Kebenaran menunjukkan arti bahwa makna sebuah pernyataan
(proposisinya) sungguh-sungguh merupakan halnya. Bila proposisinya bukan
merupakan halnya maka dikatakan proposisinya adalah “sesat”. Kadang-kadang
orang menyebut dengan istilah yang lain misalnya bila sebuah proposisi
mengandung kontradiksi, maka dikatakan proposisi itu adalah “mustahil” dan jika
proposisi sedemikian rupa sehingga apapun yang terjadi proposisi itu berbentuk
“p atau bukan p” maka kita namakan “tau-teologi.
Dengan demikian sangat jelas kebenaran adalah kenyataan makna yang
merupakan halnya, kenyataan juga merupakan hal keduanya dipandang sama. Lebih
tegas lagi dinyatakan bahwa yang dimaksud dengan kebenaran yang sesungguhnya
atau tegas terletak pada korespondensi atau kesesuaian dari kesan-kesan yang
jelas dengan kenyataan.[5]
Hemat penulis kesesuaian atau korespondensi merupakan hal yang
terkait atau yang ada di dalam kebenaran. Jika tidak ada korespondensi antara
kenyataan dengan hal yang dikaji maka akan jelas menampakkan kesalahannya.

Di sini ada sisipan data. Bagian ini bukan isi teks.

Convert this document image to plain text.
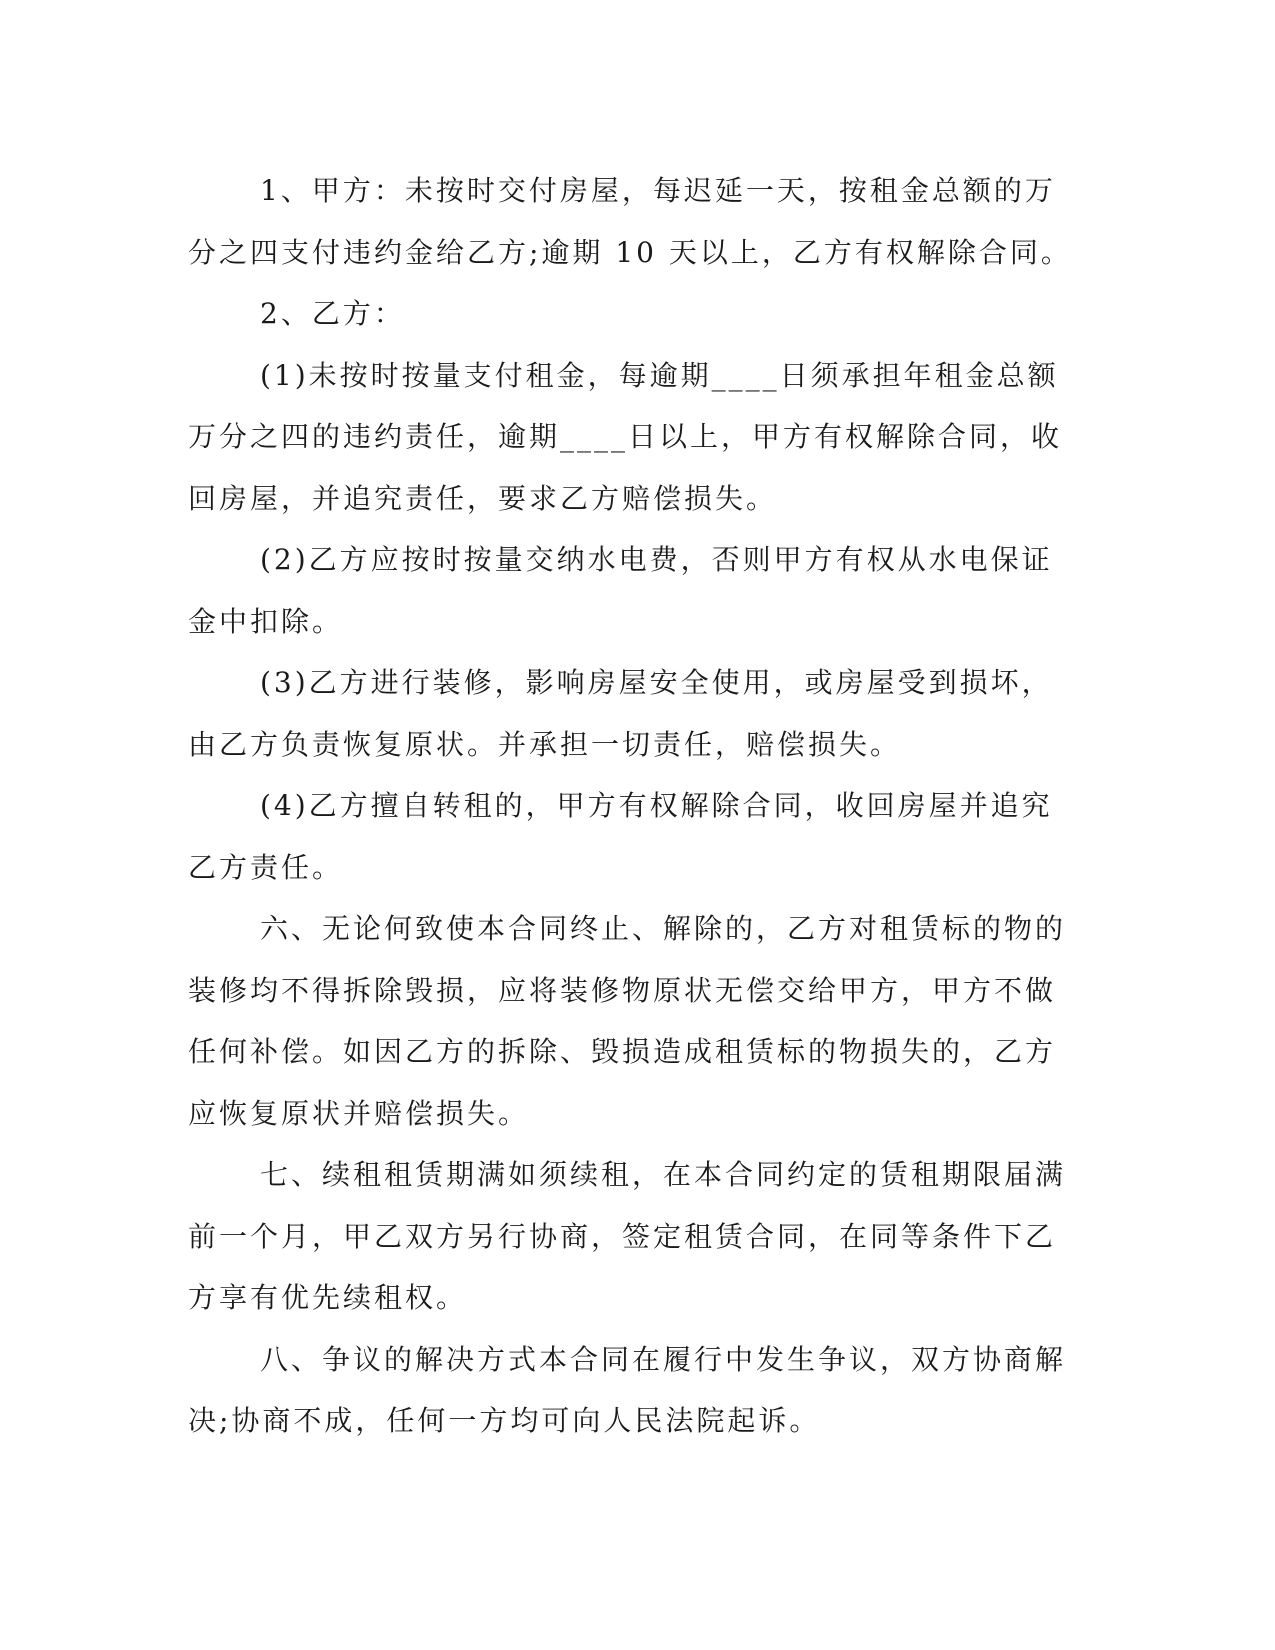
1、甲方：未按时交付房屋，每迟延一天，按租金总额的万分之四支付违约金给乙方;逾期 10 天以上，乙方有权解除合同。

2、乙方：

(1)未按时按量支付租金，每逾期____日须承担年租金总额万分之四的违约责任，逾期____日以上，甲方有权解除合同，收回房屋，并追究责任，要求乙方赔偿损失。

(2)乙方应按时按量交纳水电费，否则甲方有权从水电保证金中扣除。

(3)乙方进行装修，影响房屋安全使用，或房屋受到损坏，由乙方负责恢复原状。并承担一切责任，赔偿损失。

(4)乙方擅自转租的，甲方有权解除合同，收回房屋并追究乙方责任。

六、无论何致使本合同终止、解除的，乙方对租赁标的物的装修均不得拆除毁损，应将装修物原状无偿交给甲方，甲方不做任何补偿。如因乙方的拆除、毁损造成租赁标的物损失的，乙方应恢复原状并赔偿损失。

七、续租租赁期满如须续租，在本合同约定的赁租期限届满前一个月，甲乙双方另行协商，签定租赁合同，在同等条件下乙方享有优先续租权。

八、争议的解决方式本合同在履行中发生争议，双方协商解决;协商不成，任何一方均可向人民法院起诉。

Kebenaran terbagi menjadi empat
1.
Kebenaran
Religius yaitu kebenaran yang memenuhi kriteria-kriteria atau dibangun
berdasarkan kaidah-kaidah agama. Atau dapat juga disebut dengan kebenaran
mutlak (absolut) kebenaran yang tidak terbantahkan.
2.
Kebenaran
Filosofis yaitu kebenaran hasil perenungan dan pemikiran kontemplatif terhadap
akibat sesuatu. Meskipun tidak bersifak subjektif dan relatif
3.
Kebenaran
Estesis yaitu kebenaran yang yang berdasarkan penilaian indah dan buruk serta
cita rasa estetis.
4.
Kebenaran
Ilmiah yaitu kebenaran yang ditandai dengan terpenuhinya syarat-syarat ilmiah
terutama menyangkut adanya teori yang mendukung dan sesuai bukti. Kebenaran
ilmiah ditunjang oleh akal (rasio) dan kebenaran rasio ditunjang dengan teori
yang mendukung.
Dari pembagian
ini nampak jelas bahwa kebenaran yang sesungguhnya adalah kebenaran yang
didasarkan atas agama-agama yang berdasarkan wahyu. Wahyu yang menjadi landasan
bagi kebenaran. Kebenaran ini disebut dengan kebenaran absolut yang tidak dapat
terbantahkan.
Lalu, apa yang dimaksud dengan ilmiah? Dalam kamus dijelaskan
ilmiah berasal dari kata ‘Ilmuartinya pengetahuan.[6]
Namun, dalam kajian filsafat antara ilmu dan pengetahuan dibedakan. Pengetahuan
bukan ilmu, tetapi ilmu merupakan akumulasi pengetahuan. Sedangkan yang
dimaksud ilmiah adalah pengetahuan yag didasarkan atas terpenuhinya
syarat-syarat ilmiah, terutama menyangkut teori yang menunjang dan sesuai
dengan bukti.[7]
Dari pengertian tersebut dapat diinterpertasi bahwa ilmu atau
ilmiah merupakan pengetahuan yang didapatkan melalui syarat-syarat tertentu.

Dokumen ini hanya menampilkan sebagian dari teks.